Today TiVo remains valued at $1.5 billion despite having $600 million in the bank, another $200 plus million on the way from AT&T and a certainty of a win at Verizon for a similar amount. That means that the enterprise itself is being valued at just $500 million. We think that last week, when TiVo cut a deal with Microsoft, it will have involved either a flat license payment, or a per set top payment for all of its Mediaroom customers.
The patents that Microsoft used to fight TiVo were weak and unsustainable, and if Microsoft is a net payee on IPR assets to TiVo, then that treasure chest is likely to continue to inflate. And while the share price stays the same, it is making a profit for the first time in four years, but its enterprise value is effectively falling (as its cash mountain rises).
So the same thing will happen to everyone that has entered this cloud based OTT multiscreen software race, which happened to IPTV middleware – they will all be bought and sold and some will fall by the wayside. Cisco certainly needed a purchase, but it went out and bought the wrong company in NDS, it should have bought TiVo.
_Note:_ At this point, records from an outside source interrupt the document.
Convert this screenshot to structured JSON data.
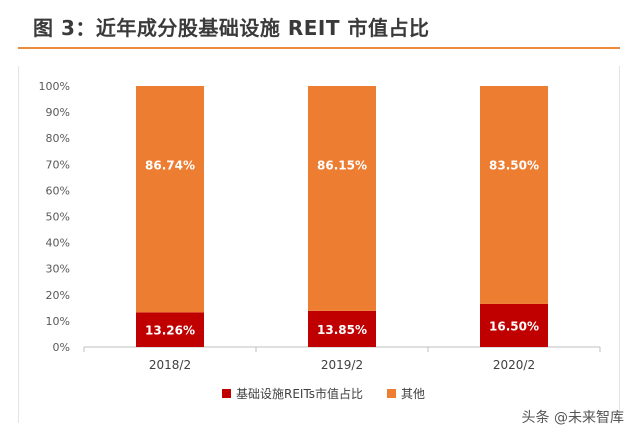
{
  "header": {
    "title": "图 3：近年成分股基础设施 REIT 市值占比"
  },
  "watermark": {
    "text": "头条 @未来智库"
  },
  "colors": {
    "reits": "#c00000",
    "other": "#ed7d31",
    "rule": "#ec8b3a"
  },
  "chart_data": {
    "type": "bar",
    "stacked": true,
    "percent_scale": true,
    "categories": [
      "2018/2",
      "2019/2",
      "2020/2"
    ],
    "series": [
      {
        "name": "基础设施REITs市值占比",
        "values": [
          13.26,
          13.85,
          16.5
        ],
        "labels": [
          "13.26%",
          "13.85%",
          "16.50%"
        ],
        "color": "#c00000"
      },
      {
        "name": "其他",
        "values": [
          86.74,
          86.15,
          83.5
        ],
        "labels": [
          "86.74%",
          "86.15%",
          "83.50%"
        ],
        "color": "#ed7d31"
      }
    ],
    "yticks": [
      "0%",
      "10%",
      "20%",
      "30%",
      "40%",
      "50%",
      "60%",
      "70%",
      "80%",
      "90%",
      "100%"
    ],
    "ylim": [
      0,
      100
    ],
    "grid": false,
    "legend_position": "bottom"
  }
}
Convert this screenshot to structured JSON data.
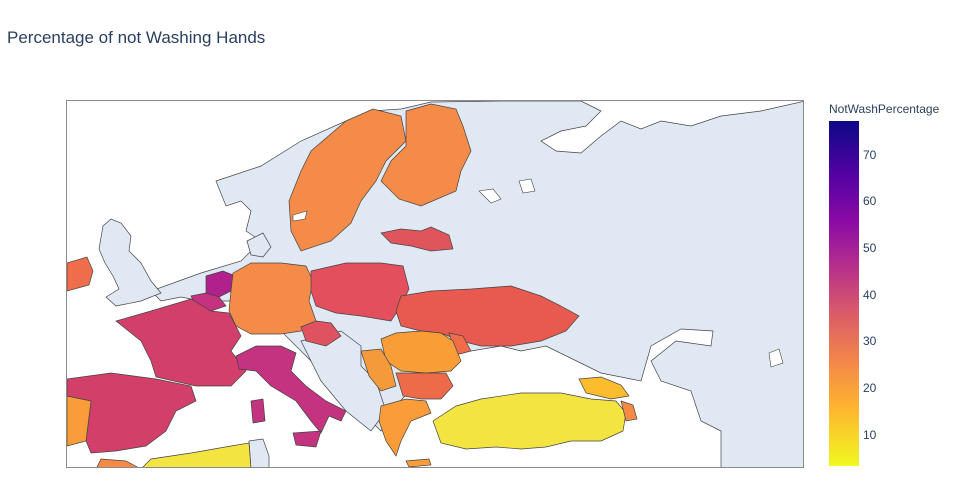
{
  "title": "Percentage of not Washing Hands",
  "colorbar": {
    "title": "NotWashPercentage",
    "ticks": [
      "70",
      "60",
      "50",
      "40",
      "30",
      "20",
      "10"
    ]
  },
  "colors": {
    "land_no_data": "#dfe8f3",
    "water": "#ffffff",
    "border": "#444444"
  },
  "map_data": {
    "type": "choropleth",
    "value_name": "NotWashPercentage",
    "range": [
      3,
      77
    ],
    "countries": [
      {
        "name": "Netherlands",
        "value": 52
      },
      {
        "name": "Belgium",
        "value": 45
      },
      {
        "name": "France",
        "value": 42
      },
      {
        "name": "Spain",
        "value": 41
      },
      {
        "name": "Italy",
        "value": 43
      },
      {
        "name": "Portugal",
        "value": 20
      },
      {
        "name": "Germany",
        "value": 25
      },
      {
        "name": "Sweden",
        "value": 25
      },
      {
        "name": "Finland",
        "value": 25
      },
      {
        "name": "Poland",
        "value": 35
      },
      {
        "name": "Latvia",
        "value": 38
      },
      {
        "name": "Ukraine",
        "value": 32
      },
      {
        "name": "Czechia",
        "value": 38
      },
      {
        "name": "Romania",
        "value": 22
      },
      {
        "name": "Bulgaria",
        "value": 30
      },
      {
        "name": "Greece",
        "value": 20
      },
      {
        "name": "Turkey",
        "value": 6
      },
      {
        "name": "Ireland",
        "value": 29
      },
      {
        "name": "Georgia",
        "value": 14
      },
      {
        "name": "Armenia",
        "value": 22
      },
      {
        "name": "Algeria",
        "value": 6
      },
      {
        "name": "Morocco",
        "value": 26
      },
      {
        "name": "Serbia",
        "value": 22
      },
      {
        "name": "Moldova",
        "value": 33
      }
    ]
  }
}
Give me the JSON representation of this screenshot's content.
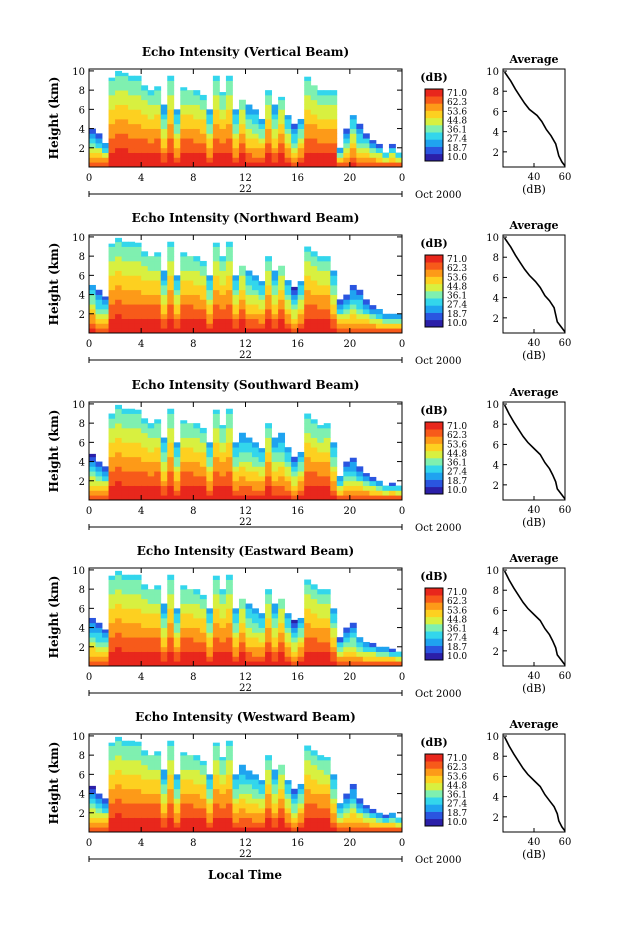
{
  "xlabel": "Local Time",
  "colorbar": {
    "unit": "(dB)",
    "ticks": [
      "71.0",
      "62.3",
      "53.6",
      "44.8",
      "36.1",
      "27.4",
      "18.7",
      "10.0"
    ],
    "range": [
      10.0,
      71.0
    ],
    "colors": [
      "#2b1fa8",
      "#2a55e0",
      "#1fa3f0",
      "#33d6ec",
      "#7ff0b0",
      "#d8f040",
      "#fdd020",
      "#fd9a18",
      "#f75a1a",
      "#e8271c"
    ]
  },
  "chart_data": [
    {
      "type": "heatmap",
      "title": "Echo Intensity (Vertical Beam)",
      "ylabel": "Height (km)",
      "xlim": [
        0,
        24
      ],
      "ylim": [
        0,
        10.2
      ],
      "x_ticks": [
        "0",
        "4",
        "8",
        "12",
        "16",
        "20",
        "0"
      ],
      "y_ticks": [
        "2",
        "4",
        "6",
        "8",
        "10"
      ],
      "date_label": "22",
      "date_suffix": "Oct 2000",
      "cloud_top_km": [
        4.2,
        3.6,
        2.7,
        9.3,
        10.0,
        9.8,
        9.6,
        9.5,
        8.5,
        8.0,
        8.4,
        6.5,
        9.7,
        6.0,
        8.3,
        8.2,
        8.0,
        7.5,
        6.0,
        9.5,
        7.8,
        9.7,
        6.0,
        7.2,
        6.5,
        6.0,
        5.2,
        8.0,
        6.5,
        7.3,
        5.4,
        4.5,
        5.2,
        9.4,
        8.7,
        8.0,
        8.0,
        8.0,
        2.2,
        4.2,
        5.4,
        4.5,
        3.7,
        2.8,
        2.4,
        1.5,
        2.4,
        1.5
      ],
      "profile": {
        "title": "Average",
        "xlabel": "(dB)",
        "x_ticks": [
          "40",
          "60"
        ],
        "y_ticks": [
          "2",
          "4",
          "6",
          "8",
          "10"
        ],
        "xlim": [
          20,
          60
        ],
        "ylim": [
          0.5,
          10.2
        ],
        "x": [
          60,
          58,
          56,
          55,
          54,
          51,
          48,
          45,
          42,
          37,
          34,
          31,
          28,
          25,
          21
        ],
        "y": [
          0.6,
          1.0,
          1.6,
          2.2,
          2.8,
          3.6,
          4.2,
          5.0,
          5.6,
          6.2,
          6.8,
          7.5,
          8.2,
          9.0,
          9.9
        ]
      }
    },
    {
      "type": "heatmap",
      "title": "Echo Intensity (Northward Beam)",
      "ylabel": "Height (km)",
      "xlim": [
        0,
        24
      ],
      "ylim": [
        0,
        10.2
      ],
      "x_ticks": [
        "0",
        "4",
        "8",
        "12",
        "16",
        "20",
        "0"
      ],
      "y_ticks": [
        "2",
        "4",
        "6",
        "8",
        "10"
      ],
      "date_label": "22",
      "date_suffix": "Oct 2000",
      "cloud_top_km": [
        5.2,
        4.5,
        3.8,
        9.3,
        9.9,
        9.7,
        9.6,
        9.4,
        8.6,
        8.2,
        8.4,
        6.5,
        9.6,
        6.2,
        8.4,
        8.2,
        8.0,
        7.5,
        6.0,
        9.4,
        8.0,
        9.7,
        6.2,
        7.2,
        6.6,
        6.2,
        5.4,
        8.0,
        6.5,
        7.2,
        5.6,
        4.8,
        5.4,
        9.2,
        8.6,
        8.0,
        8.0,
        6.6,
        3.6,
        4.2,
        5.0,
        4.5,
        3.6,
        2.9,
        2.6,
        2.1,
        2.2,
        2.0
      ],
      "profile": {
        "title": "Average",
        "xlabel": "(dB)",
        "x_ticks": [
          "40",
          "60"
        ],
        "y_ticks": [
          "2",
          "4",
          "6",
          "8",
          "10"
        ],
        "xlim": [
          20,
          60
        ],
        "ylim": [
          0.5,
          10.2
        ],
        "x": [
          60,
          58,
          55,
          54,
          53,
          50,
          47,
          44,
          41,
          37,
          34,
          31,
          28,
          25,
          21
        ],
        "y": [
          0.6,
          1.0,
          1.6,
          2.3,
          3.0,
          3.7,
          4.2,
          5.0,
          5.6,
          6.2,
          6.8,
          7.5,
          8.2,
          9.0,
          9.9
        ]
      }
    },
    {
      "type": "heatmap",
      "title": "Echo Intensity (Southward Beam)",
      "ylabel": "Height (km)",
      "xlim": [
        0,
        24
      ],
      "ylim": [
        0,
        10.2
      ],
      "x_ticks": [
        "0",
        "4",
        "8",
        "12",
        "16",
        "20",
        "0"
      ],
      "y_ticks": [
        "2",
        "4",
        "6",
        "8",
        "10"
      ],
      "date_label": "22",
      "date_suffix": "Oct 2000",
      "cloud_top_km": [
        4.8,
        4.0,
        3.6,
        9.2,
        9.9,
        9.6,
        9.5,
        9.4,
        8.5,
        8.0,
        8.4,
        6.6,
        9.6,
        6.0,
        8.3,
        8.2,
        8.0,
        7.5,
        6.0,
        9.4,
        7.8,
        9.7,
        6.0,
        7.0,
        6.6,
        6.0,
        5.4,
        8.0,
        6.5,
        7.0,
        5.5,
        4.7,
        5.2,
        9.0,
        8.4,
        7.8,
        8.0,
        6.0,
        2.5,
        4.0,
        4.4,
        3.5,
        2.8,
        2.4,
        2.0,
        1.6,
        1.8,
        1.5
      ],
      "profile": {
        "title": "Average",
        "xlabel": "(dB)",
        "x_ticks": [
          "40",
          "60"
        ],
        "y_ticks": [
          "2",
          "4",
          "6",
          "8",
          "10"
        ],
        "xlim": [
          20,
          60
        ],
        "ylim": [
          0.5,
          10.2
        ],
        "x": [
          60,
          58,
          55,
          54,
          52,
          50,
          47,
          44,
          40,
          36,
          33,
          30,
          27,
          24,
          21
        ],
        "y": [
          0.6,
          1.0,
          1.6,
          2.3,
          3.0,
          3.6,
          4.2,
          5.0,
          5.6,
          6.2,
          6.8,
          7.5,
          8.2,
          9.0,
          9.9
        ]
      }
    },
    {
      "type": "heatmap",
      "title": "Echo Intensity (Eastward Beam)",
      "ylabel": "Height (km)",
      "xlim": [
        0,
        24
      ],
      "ylim": [
        0,
        10.2
      ],
      "x_ticks": [
        "0",
        "4",
        "8",
        "12",
        "16",
        "20",
        "0"
      ],
      "y_ticks": [
        "2",
        "4",
        "6",
        "8",
        "10"
      ],
      "date_label": "22",
      "date_suffix": "Oct 2000",
      "cloud_top_km": [
        5.0,
        4.5,
        3.8,
        9.4,
        9.9,
        9.7,
        9.5,
        9.5,
        8.6,
        8.2,
        8.4,
        6.5,
        9.7,
        6.1,
        8.4,
        8.2,
        8.0,
        7.4,
        6.0,
        9.4,
        8.0,
        9.7,
        6.0,
        7.2,
        6.6,
        6.0,
        5.5,
        8.0,
        6.5,
        7.2,
        5.5,
        4.8,
        5.2,
        9.2,
        8.6,
        8.0,
        8.0,
        6.2,
        3.0,
        4.0,
        4.6,
        3.2,
        2.6,
        2.4,
        2.0,
        2.0,
        1.8,
        1.6
      ],
      "profile": {
        "title": "Average",
        "xlabel": "(dB)",
        "x_ticks": [
          "40",
          "60"
        ],
        "y_ticks": [
          "2",
          "4",
          "6",
          "8",
          "10"
        ],
        "xlim": [
          20,
          60
        ],
        "ylim": [
          0.5,
          10.2
        ],
        "x": [
          60,
          58,
          55,
          54,
          52,
          50,
          47,
          44,
          40,
          36,
          33,
          30,
          27,
          24,
          21
        ],
        "y": [
          0.6,
          1.0,
          1.6,
          2.3,
          3.0,
          3.6,
          4.2,
          5.0,
          5.6,
          6.2,
          6.8,
          7.5,
          8.2,
          9.0,
          9.9
        ]
      }
    },
    {
      "type": "heatmap",
      "title": "Echo Intensity (Westward Beam)",
      "ylabel": "Height (km)",
      "xlim": [
        0,
        24
      ],
      "ylim": [
        0,
        10.2
      ],
      "x_ticks": [
        "0",
        "4",
        "8",
        "12",
        "16",
        "20",
        "0"
      ],
      "y_ticks": [
        "2",
        "4",
        "6",
        "8",
        "10"
      ],
      "date_label": "22",
      "date_suffix": "Oct 2000",
      "cloud_top_km": [
        4.8,
        4.2,
        3.6,
        9.3,
        9.9,
        9.7,
        9.5,
        9.4,
        8.6,
        8.2,
        8.4,
        6.5,
        9.6,
        6.0,
        8.3,
        8.2,
        8.0,
        7.4,
        6.0,
        9.3,
        7.8,
        9.6,
        6.0,
        7.0,
        6.4,
        6.0,
        5.4,
        8.0,
        6.5,
        7.2,
        5.4,
        4.6,
        5.2,
        9.2,
        8.6,
        8.0,
        7.8,
        6.0,
        3.2,
        4.2,
        5.0,
        3.6,
        2.8,
        2.4,
        2.2,
        1.8,
        2.0,
        1.6
      ],
      "profile": {
        "title": "Average",
        "xlabel": "(dB)",
        "x_ticks": [
          "40",
          "60"
        ],
        "y_ticks": [
          "2",
          "4",
          "6",
          "8",
          "10"
        ],
        "xlim": [
          20,
          60
        ],
        "ylim": [
          0.5,
          10.2
        ],
        "x": [
          60,
          58,
          56,
          55,
          53,
          50,
          47,
          44,
          40,
          36,
          33,
          30,
          27,
          24,
          21
        ],
        "y": [
          0.6,
          1.0,
          1.6,
          2.3,
          3.0,
          3.6,
          4.2,
          5.0,
          5.6,
          6.2,
          6.8,
          7.5,
          8.2,
          9.0,
          9.9
        ]
      }
    }
  ]
}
Every set top company is on the way to becoming a software house and cannot avoid the need to acquire this type of technology, and should stop building hardware. Motorola has all the wrong technologies, suitable only for classic multitasking IPTV, and yet it has no basis for buying a company. Google of course might approach one of these many OTT companies, but why own it AND Motorola Home, that’s not a good plan.